The Department for International Development is playing a leading role in providing genuinely life-saving assistance to Yemeni families, and British citizens can rightly be proud of this work. However, there is more that the UK can and must do to protect Yemeni children.

A devastating attack

Two weeks ago, a school bus packed with young boys was hit by an airstrike, killing 40 and injuring 56 more. The airstrike was delivered by UK allies – the Saudi and Emirati-led Coalition – and the bomb was made in and sold by the USA. If ever there was a moment in this brutal conflict for the UK and the wider international community to say enough is enough, this was it. But unfortunately, little appears to have changed.

Instead, this week, the newly appointed Foreign Secretary, Jeremy Hunt described the attack as “truly awful” but also stated that Saudi Arabia is an important ally in the war against terrorism and that the UK would raise concerns in private conversations, rather than through “megaphone diplomacy”.

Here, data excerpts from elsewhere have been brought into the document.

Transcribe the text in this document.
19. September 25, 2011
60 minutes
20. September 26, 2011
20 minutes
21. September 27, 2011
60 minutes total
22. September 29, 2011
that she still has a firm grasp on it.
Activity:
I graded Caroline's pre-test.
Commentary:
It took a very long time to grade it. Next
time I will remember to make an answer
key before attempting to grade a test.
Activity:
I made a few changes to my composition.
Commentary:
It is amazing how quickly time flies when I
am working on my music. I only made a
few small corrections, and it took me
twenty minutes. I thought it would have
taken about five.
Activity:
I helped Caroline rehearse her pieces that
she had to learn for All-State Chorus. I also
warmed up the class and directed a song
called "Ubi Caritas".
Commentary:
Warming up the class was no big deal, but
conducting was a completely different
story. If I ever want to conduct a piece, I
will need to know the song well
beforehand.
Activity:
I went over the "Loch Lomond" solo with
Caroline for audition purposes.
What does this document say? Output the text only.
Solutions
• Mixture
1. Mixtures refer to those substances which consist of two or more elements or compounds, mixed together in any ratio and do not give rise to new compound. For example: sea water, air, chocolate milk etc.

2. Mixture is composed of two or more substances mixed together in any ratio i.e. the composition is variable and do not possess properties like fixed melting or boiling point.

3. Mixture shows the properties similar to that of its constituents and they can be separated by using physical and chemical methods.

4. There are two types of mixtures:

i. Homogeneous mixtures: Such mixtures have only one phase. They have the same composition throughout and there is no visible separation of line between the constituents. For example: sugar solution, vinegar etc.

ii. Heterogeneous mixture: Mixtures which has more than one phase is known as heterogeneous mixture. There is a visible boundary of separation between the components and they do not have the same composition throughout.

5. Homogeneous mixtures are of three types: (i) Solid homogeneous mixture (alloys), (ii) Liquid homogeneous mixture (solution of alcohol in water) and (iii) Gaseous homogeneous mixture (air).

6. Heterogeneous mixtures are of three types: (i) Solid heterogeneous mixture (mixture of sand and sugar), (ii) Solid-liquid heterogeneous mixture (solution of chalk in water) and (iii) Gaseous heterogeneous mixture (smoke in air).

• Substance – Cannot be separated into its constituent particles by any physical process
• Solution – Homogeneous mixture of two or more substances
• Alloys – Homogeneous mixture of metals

Condemning an attack that is a violation of international humanitarian law is not megaphone diplomacy; it is essential if we want to live in a world in which the basic rules on which the world’s most vulnerable children’s protection depends are upheld.

Consistent condemnation

Through consistent condemnation of attacks on civilians – just as we have seen the UK Government do countless times in Syria and South Sudan – the UK would send a powerful signal that attacks on civilians are never acceptable and the deaths of children should never be accepted as legitimate “collateral damage”.

Last week, the FCO Minister Mark Field stated that the UK is “working so hard with its international partners to cherish and protect” the international rules-based system. This is welcome news – and was strongly reflected in the Foreign Secretary’s speech in Washington this week. But the discrepancy between these statements and the UK’s approach towards its allies involved in the conflict in Yemen is stark.

The silence from the UK on attacks like this one, and its steadfast refusal to suspend arms sales to parties to the conflict despite the clear risk that they may be used in violations of international humanitarian law, undermine this very same system and the values that we cherish. It creates a sense of impunity – enabling actors who violate the rights of children and other civilians to do so again and again.

In order for these rules to endure, there must be a line and the UK must say so – even when it is our allies that cross it.